Жаль, что из‐за скандала практически незамеченной осталась попытка А. Учителя предложить российским зрителям более свободные, «интимные» и отчасти «игровые» отношения с собственной историей, выйти за пределы имперских стереотипов. Фильм «Матильда» и особенно вышедший в 2019 году мини-сериал «Коронация» показывают, что расширение чувственной составляющей образа Николая, а также рассказ о частной жизни будущего императора должны были показать возможности альтернативного развития истории. По сюжету сериала Николай, почти отказавшийся во имя любви от коронации, мог бы спасти себя и страну от грядущего хаоса, но случай разводит влюбленных, и первым знаком герою о его роковом решении принять корону становится трагедия на Ходынке. Таким образом, отказ от престола – то, что в сериале «Романовы» 2013 года представлено как единственный недопустимый проступок царя, в проекте А. Учителя, состоящем из полнометражного фильма и сериала, интерпретируется как упущенная возможность – и для монарха, и для страны.

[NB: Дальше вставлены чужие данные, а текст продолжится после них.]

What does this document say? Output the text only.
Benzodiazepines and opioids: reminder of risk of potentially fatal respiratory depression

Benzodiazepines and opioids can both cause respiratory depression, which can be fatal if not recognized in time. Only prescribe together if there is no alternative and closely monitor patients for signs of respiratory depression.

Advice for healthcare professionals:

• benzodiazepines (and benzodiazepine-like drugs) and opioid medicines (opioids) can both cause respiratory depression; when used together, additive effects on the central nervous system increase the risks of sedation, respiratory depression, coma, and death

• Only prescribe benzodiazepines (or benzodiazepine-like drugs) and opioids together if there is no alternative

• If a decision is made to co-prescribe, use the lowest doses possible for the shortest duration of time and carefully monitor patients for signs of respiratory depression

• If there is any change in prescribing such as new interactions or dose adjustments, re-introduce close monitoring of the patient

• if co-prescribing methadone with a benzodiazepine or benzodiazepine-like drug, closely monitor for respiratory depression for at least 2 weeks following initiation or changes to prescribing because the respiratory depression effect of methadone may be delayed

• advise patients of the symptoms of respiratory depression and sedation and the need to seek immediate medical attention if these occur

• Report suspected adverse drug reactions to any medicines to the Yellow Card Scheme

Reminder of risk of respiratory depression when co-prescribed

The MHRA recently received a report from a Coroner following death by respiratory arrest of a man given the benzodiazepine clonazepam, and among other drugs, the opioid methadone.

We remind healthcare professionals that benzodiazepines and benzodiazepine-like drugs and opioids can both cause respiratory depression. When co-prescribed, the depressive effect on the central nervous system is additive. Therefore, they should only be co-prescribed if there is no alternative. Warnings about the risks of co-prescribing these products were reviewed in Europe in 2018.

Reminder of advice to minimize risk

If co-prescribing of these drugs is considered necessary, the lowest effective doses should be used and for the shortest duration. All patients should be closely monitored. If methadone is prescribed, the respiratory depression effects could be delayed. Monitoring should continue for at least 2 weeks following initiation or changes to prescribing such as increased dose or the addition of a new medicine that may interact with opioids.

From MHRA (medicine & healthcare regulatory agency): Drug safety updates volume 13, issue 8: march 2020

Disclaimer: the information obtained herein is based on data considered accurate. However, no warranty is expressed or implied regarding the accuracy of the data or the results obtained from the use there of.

Общественный конфликт, разгоревшийся еще до премьеры фильма, отвлек внимание публики от замысла А. Учителя, предложив готовые, основанные на слухах интерпретации сюжета, а неудачно смонтированная прокатная версия фильма и плохая реклама сильно уменьшили интерес к проекту режиссера, практически сошедший на нет к моменту выхода сериала.

Завершая обзор медийных репрезентаций династии Романовых, мы хотели бы упомянуть сериал «Романовы» (The Romanoffs, 2018, США, реж. Мэттью Уайнер), выпущенный стриминговым сервисом Amazon. Этот сериал, действие которого происходит в наши дни, рассказывает о разбросанных по всему миру потомках династии Романовых. Историческое содержание сериала минимально, но в то же время этот проект является репрезентативным примером рассматриваемой нами тенденции. Большое количество медиапроектов последних лет, посвященных истории династии Романовых и созданных не только российскими, но и европейскими и американскими продюсерами, показывает, что ее представители становятся героями мировой публичной истории, а значит, и входят в глобальную коллекцию популярных исторических образов, что неизбежно ведет к актуализации, десакрализациии и демократизации исторических героев и сюжетов. Останется ли консервативный образ монархии, культивируемый российскими продюсерами в последние десятилетия, одной из составляющих этого глобального мультиплатформенного нарратива или растворится в более «очеловеченных» и понятных современной международной аудитории репрезентациях прошлого? Ответить на этот вопрос мы пока не можем.